Lofty goals, and it won't happen overnight. At the very least, we could work
on moving some of he high elevation digis near populated areas to lower
elevations and encourage building of UHF digis in the same densely populated
areas. Users could be asked to stick to low power when needed. These can all
be done without fancy frequency agile radios that automatically adjusted
their power output.

I'm not putting down 9600 bps packet. I've never even owned a 9600 bps TNC
(until now... just received a beta TT4 the other day) so don't have any
first-hand experience with the vagaries of 9600 bps on RF, but I'm all for
developing equipment for faster and more robust packet connections. There
are those experimenting with 9600 bps packet, notably in the Seattle / Puget
Sound area, but for general use, it sounds like there are advantages of 1200
vs 9600 and there are advantages on VHF vs UHF, but both will have a place.

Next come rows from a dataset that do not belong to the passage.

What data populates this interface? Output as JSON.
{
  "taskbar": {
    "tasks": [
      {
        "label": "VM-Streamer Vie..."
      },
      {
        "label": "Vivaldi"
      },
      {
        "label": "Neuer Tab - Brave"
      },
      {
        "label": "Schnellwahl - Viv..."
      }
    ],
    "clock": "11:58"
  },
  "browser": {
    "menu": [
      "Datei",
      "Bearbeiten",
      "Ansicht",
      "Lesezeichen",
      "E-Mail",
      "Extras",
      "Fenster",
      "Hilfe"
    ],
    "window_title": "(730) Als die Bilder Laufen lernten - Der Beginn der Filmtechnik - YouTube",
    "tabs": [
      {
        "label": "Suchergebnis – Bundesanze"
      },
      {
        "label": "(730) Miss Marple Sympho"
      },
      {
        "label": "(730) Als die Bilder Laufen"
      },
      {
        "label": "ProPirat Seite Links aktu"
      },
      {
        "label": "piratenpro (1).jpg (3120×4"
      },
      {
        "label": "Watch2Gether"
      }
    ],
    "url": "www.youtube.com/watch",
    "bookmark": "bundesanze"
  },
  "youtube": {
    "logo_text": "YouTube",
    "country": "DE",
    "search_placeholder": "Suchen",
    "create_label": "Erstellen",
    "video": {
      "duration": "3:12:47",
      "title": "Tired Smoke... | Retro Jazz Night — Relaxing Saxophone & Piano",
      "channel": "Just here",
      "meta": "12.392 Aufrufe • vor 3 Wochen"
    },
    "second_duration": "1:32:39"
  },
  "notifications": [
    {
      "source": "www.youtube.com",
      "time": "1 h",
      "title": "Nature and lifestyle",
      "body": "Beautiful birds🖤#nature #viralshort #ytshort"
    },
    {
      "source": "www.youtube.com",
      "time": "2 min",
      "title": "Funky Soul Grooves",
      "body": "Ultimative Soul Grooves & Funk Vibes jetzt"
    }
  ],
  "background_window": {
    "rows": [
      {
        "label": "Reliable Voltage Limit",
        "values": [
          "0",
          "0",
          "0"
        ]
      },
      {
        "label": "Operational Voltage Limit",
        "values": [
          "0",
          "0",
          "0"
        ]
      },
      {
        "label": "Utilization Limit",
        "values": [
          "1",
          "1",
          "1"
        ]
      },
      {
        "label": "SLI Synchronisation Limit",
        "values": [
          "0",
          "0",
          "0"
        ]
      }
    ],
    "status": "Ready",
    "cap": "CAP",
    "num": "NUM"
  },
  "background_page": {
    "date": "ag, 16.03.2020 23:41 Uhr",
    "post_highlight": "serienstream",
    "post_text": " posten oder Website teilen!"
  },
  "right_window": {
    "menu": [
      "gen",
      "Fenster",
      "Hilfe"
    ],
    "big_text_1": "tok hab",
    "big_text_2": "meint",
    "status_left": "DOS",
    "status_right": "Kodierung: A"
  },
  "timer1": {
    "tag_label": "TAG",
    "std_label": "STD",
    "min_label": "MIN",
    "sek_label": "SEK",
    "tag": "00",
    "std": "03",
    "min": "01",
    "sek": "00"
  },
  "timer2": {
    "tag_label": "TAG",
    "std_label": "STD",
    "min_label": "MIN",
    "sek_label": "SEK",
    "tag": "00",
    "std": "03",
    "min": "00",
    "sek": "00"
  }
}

It's just time & money, and the enthusiasm for development new equipment.
I'm hoping the commercial manufacturers don't abandon us, but I'm
increasingly getting the impression that development of "leading edge RF
communications" is again putting the ball back in our court instead of
leaving it up to the commercial manufacturers telling us what they can

73 es cul - Keith VE7GDH
"I may be lost, but I know exactly where I am!"